Use x=1+r, where r is the interest rate paid each year. Write a model polynomial, C(x), to represent the final amount of each of the following 7-year term investments. Investment 1: Deposit $4,000 at the beginning of the first year.Investment 2: Deposit $2,000 at the beginning of the first year, $1,500 at the beginning of the third year, and $500 at the beginning of the fifth year.Using the models that you just created, which investment option will result in more interest earned at the end of the 7-year term if the annual interest rate is 3.7 percent? Based on the answer you got for this problem when having the same interest rate and investment term, do you think it will be better to invest more at one time or divide the investment into smaller deposits each year? Explain your reasoning.

Question

GPT-4o mini · Answer

Let's start by defining the polynomial models for each investment option using the formula $ x = 1 + r $.

Given that the interest rate $ r = 0.037 $ (for 3.7%), we find $ x $:

\[ x = 1 + 0.037 = 1.037 \]

Investment 1: Deposit $4,000 at the beginning of the first year.

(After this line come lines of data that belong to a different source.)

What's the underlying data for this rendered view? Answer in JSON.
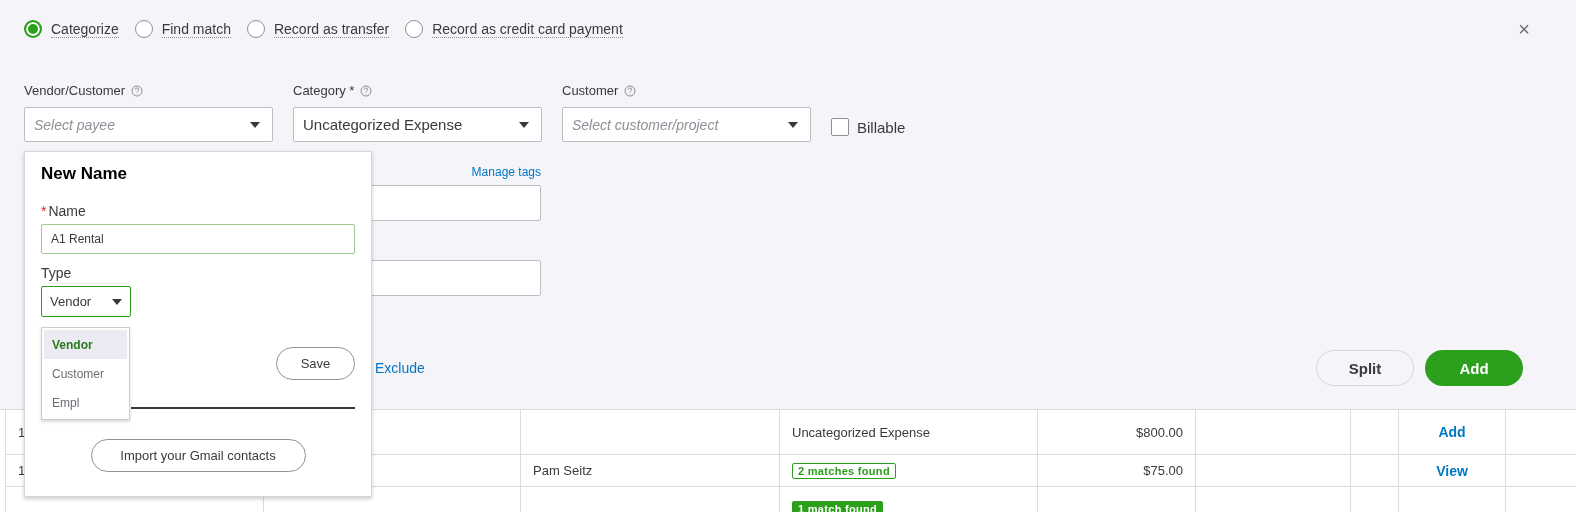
{
  "options": [
    {
      "label": "Categorize",
      "selected": true
    },
    {
      "label": "Find match",
      "selected": false
    },
    {
      "label": "Record as transfer",
      "selected": false
    },
    {
      "label": "Record as credit card payment",
      "selected": false
    }
  ],
  "close": "×",
  "fields": [
    {
      "label": "Vendor/Customer",
      "placeholder": "Select payee"
    },
    {
      "label": "Category *",
      "value": "Uncategorized Expense"
    },
    {
      "label": "Customer",
      "placeholder": "Select customer/project"
    }
  ],
  "billable": {
    "label": "Billable",
    "checked": false
  },
  "manage_tags": "Manage tags",
  "exclude": "Exclude",
  "split": "Split",
  "add": "Add",
  "table": {
    "rows": [
      {
        "column_1": "1",
        "category": {
          "kind": "text",
          "text": "Uncategorized Expense"
        },
        "amount": "$800.00",
        "action": "Add"
      },
      {
        "column_1": "1",
        "column_3": "Pam Seitz",
        "category": {
          "kind": "outline-badge",
          "text": "2 matches found"
        },
        "amount": "$75.00",
        "action": "View"
      },
      {
        "category": {
          "kind": "filled-badge",
          "text": "1 match found"
        }
      }
    ]
  },
  "popup": {
    "title": "New Name",
    "required_mark": "*",
    "name_label": "Name",
    "name_value": "A1 Rental",
    "type_label": "Type",
    "type_value": "Vendor",
    "type_options": [
      {
        "label": "Vendor",
        "selected": true
      },
      {
        "label": "Customer",
        "selected": false
      },
      {
        "label": "Empl",
        "selected": false
      }
    ],
    "save": "Save",
    "import": "Import your Gmail contacts"
  }
}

This $4,000 will compound for 7 years. The final amount, $ C_1(x) $ for Investment 1, can be represented as:

\[ C_1(x) = 4000 \cdot x^7 \]

Substituting $ x = 1.037 $:

\[ C_1(1.037) = 4000 \cdot (1.037)^7 \]

Calculating $ (1.037)^7 $:

\[ (1.037)^7 \approx 1.281574 \]

Now calculating $ C_1(1.037) $:

\[ C_1(1.037) \approx 4000 \cdot 1.281574 \approx 5126.30 \]

Investment 2: Deposits of $2,000 at the beginning of the first year, $1,500 at the beginning of the third year, and $500 at the beginning of the fifth year.

For Investment 2, we will track each deposit separately based on how many years they will compound:

The first deposit of $2,000 for 7 years:

\[ C_{2a}(x) = 2000 \cdot x^7 \]

The second deposit of $1,500 for 5 years (deposited at the beginning of Year 3):

\[ C_{2b}(x) = 1500 \cdot x^5 \]

The third deposit of $500 for 3 years (deposited at the beginning of Year 5):

\[ C_{2c}(x) = 500 \cdot x^3 \]

The total amount at the end of 7 years for Investment 2, $ C_2(x) $, is given by:

\[ C_2(x) = 2000 \cdot x^7 + 1500 \cdot x^5 + 500 \cdot x^3 \]

Substituting $ x = 1.037 $:

Calculate $ (1.037)^5 $:

\[ (1.037)^5 \approx 1.20085 \]

Calculate $ (1.037)^3 $:

\[ (1.037)^3 \approx 1.11576 \]

Now we can find $ C_2(1.037) $:

\[ C_2(1.037) = 2000 \cdot (1.037)^7 + 1500 \cdot (1.037)^5 + 500 \cdot (1.037)^3 \]

Substituting the values:

\[ C_2(1.037) \approx 2000 \cdot 1.281574 + 1500 \cdot 1.20085 + 500 \cdot 1.11576 \]

Calculating each term:

\[ 2000 \cdot 1.281574 \approx 2563.15 \] \[ 1500 \cdot 1.20085 \approx 1800.13 \] \[ 500 \cdot 1.11576 \approx 557.88 \]

Now summing the amounts:

\[ C_2(1.037) \approx 2563.15 + 1800.13 + 557.88 \approx 4910.16 \]

Summary of Investments:

Investment 1 Final Amount: $ C_1(1.037) \approx 5126.30 $
Investment 2 Final Amount: $ C_2(1.037) \approx 4910.16 $

Conclusion on Interest Earned

Interest Earned from Investment 1: $ 5126.30 - 4000 = 1126.30 $
Interest Earned from Investment 2: $ 4910.16 - 4000 = 910.16 $

Thus, Investment 1 results in more interest earned at the end of the 7-year term.

Whether to Invest More at Once or in Smaller Deposits

Investing a larger amount at once (like in Investment 1) resulted in higher accumulation of interest compared to breaking it down into smaller deposits over time (like in Investment 2). This is due to the effect of compounding interest on a larger principal amount for a longer period. The earlier the money is invested, the more it can grow due to compounding. Therefore, it is generally better to invest more at one time when access to funds allows for it and especially when the interest rate is favorable.